Look for Flesh-Colored Bumps
While other rashes may appear red and irritated, molluscum contagiosum papules are flesh-colored. Ranging between 2 and 5 millimeters wide, you may notice that the bumps are shinier than the rest of your skin. If you believe you've contracted the virus, look carefully at the papules to see if they have a depression in the center, where the viral umbilicus grows.
Examine Bumps for a Waxy, Indented Head
Another telltale sign of molluscum contagiosum is the presence of a smooth, pearly head in the center of each lesion. This head contains viral material, and the lesions can spread if scratched or broken open. If you're unsure if you have the condition, avoid scratching or picking at suspect papules until you confirm a diagnosis with your dermatologist.

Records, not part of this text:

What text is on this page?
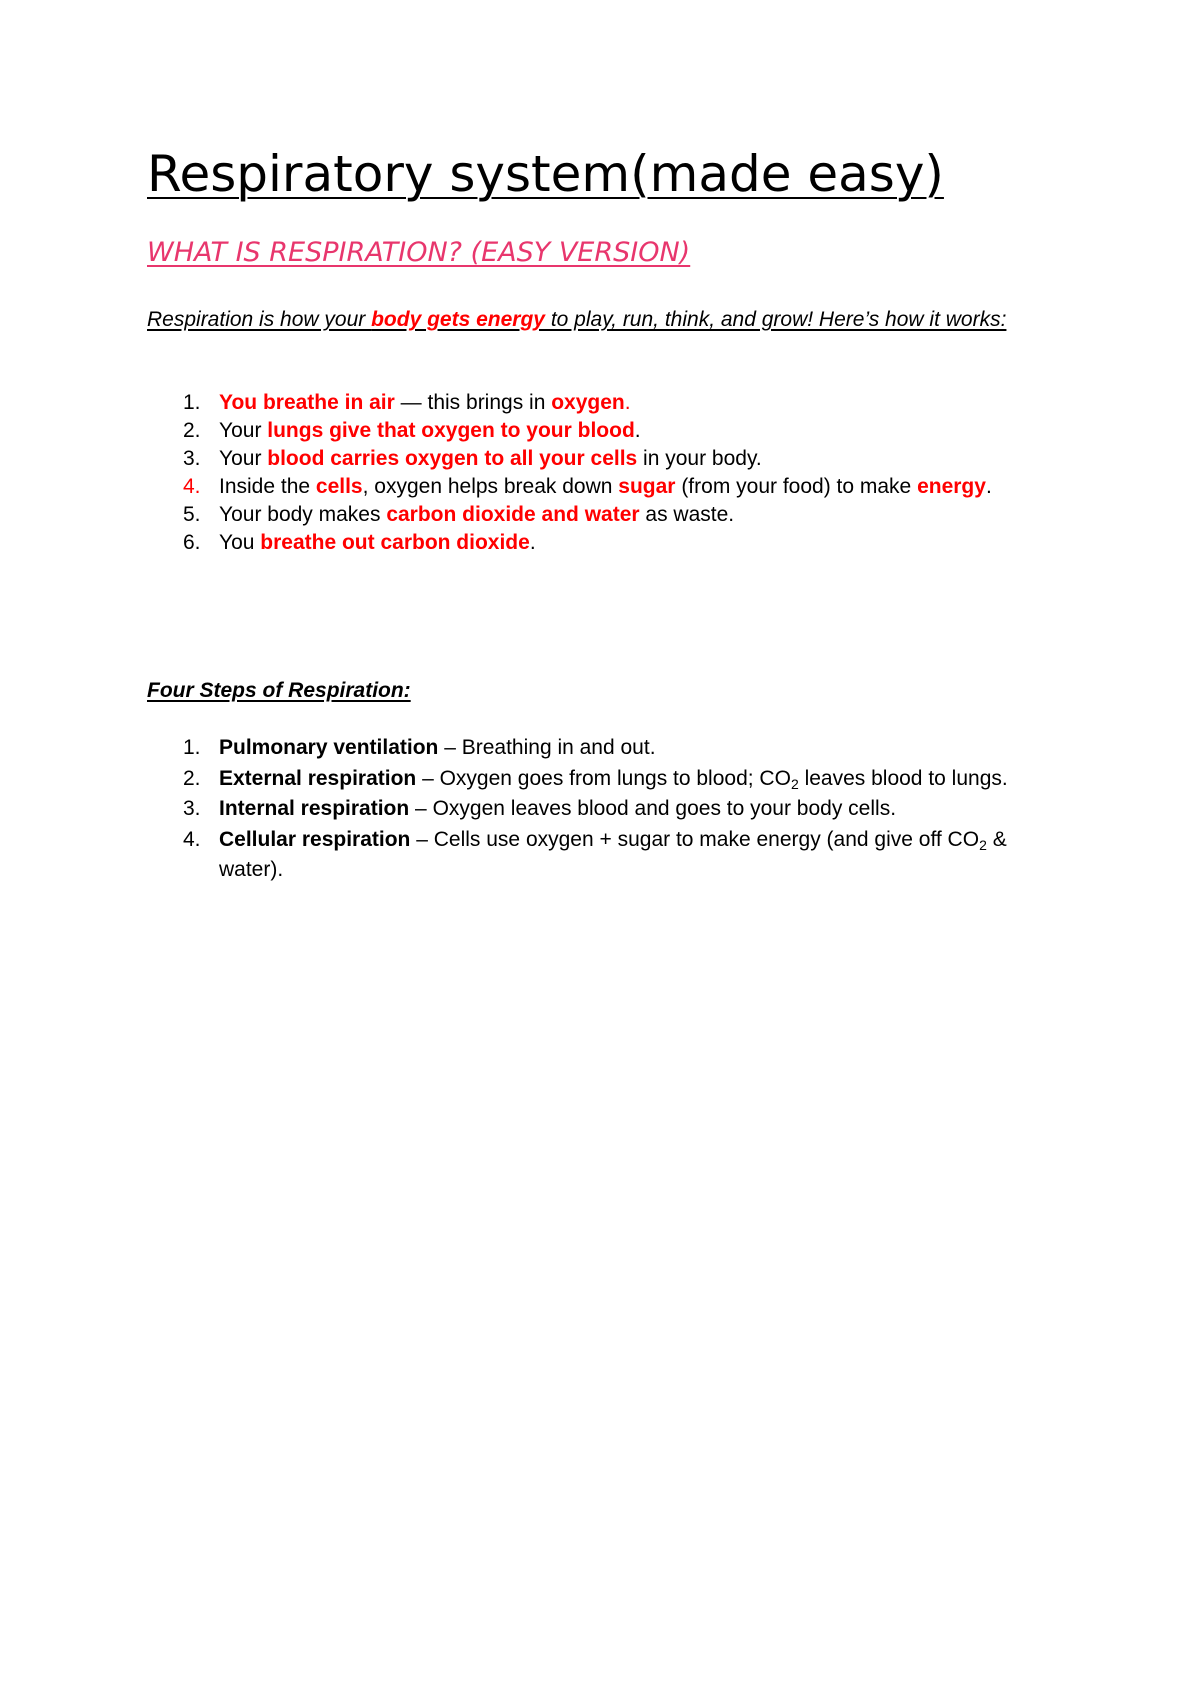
Respiratory system(made easy)
WHAT IS RESPIRATION? (EASY VERSION)

Respiration is how your body gets energy to play, run, think, and grow! Here’s how it works:

1. You breathe in air — this brings in oxygen.
2. Your lungs give that oxygen to your blood.
3. Your blood carries oxygen to all your cells in your body.
4. Inside the cells, oxygen helps break down sugar (from your food) to make energy.
5. Your body makes carbon dioxide and water as waste.
6. You breathe out carbon dioxide.
Four Steps of Respiration:
1. Pulmonary ventilation – Breathing in and out.
2. External respiration – Oxygen goes from lungs to blood; $CO_2$ leaves blood to lungs.
3. Internal respiration – Oxygen leaves blood and goes to your body cells.
4. Cellular respiration – Cells use oxygen + sugar to make energy (and give off $CO_2$ & water).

Take Note of the Outbreak Location
In children, molluscum are most often found on the face, armpits, trunk and limbs, though they can develop anywhere. While adults can also develop the rash on their face, trunk or limbs, it's often found in the pubic region, where it spreads from sexual contact. Most of the time you'll find molluscum bumps developing in small families, grouped together in bunches or in areas where the person has scratched and spread them.
Watch for Bump Development in Eczema Patches
If you develop flesh-colored bumps on top of eczema outbreaks, see your dermatologist. Molluscum lesions flourish in dry environments, so you may be more prone to these viral breakouts if you have dermatitis or seborrhea. In addition, you may notice that your eczema symptoms escalate when you contract molluscum, particularly around the lesion sites. Scratching these itchy regions exacerbates the problem, so avoid the temptation to rub or touch them.
Keep an Eye Out for Spreading
Acne, moles and cysts will not typically spread when scratched. If your bumps seem to be spreading in areas where you've scratched or picked at them, they could be molluscum contagiosum. The molluscum virus is transferred when a lesion breaks open and the waxy core contacts clothing or skin, so it's important to cover the bumps with a bandage or tape to avoid transmitting the lesions to others or spreading them to new areas of your body.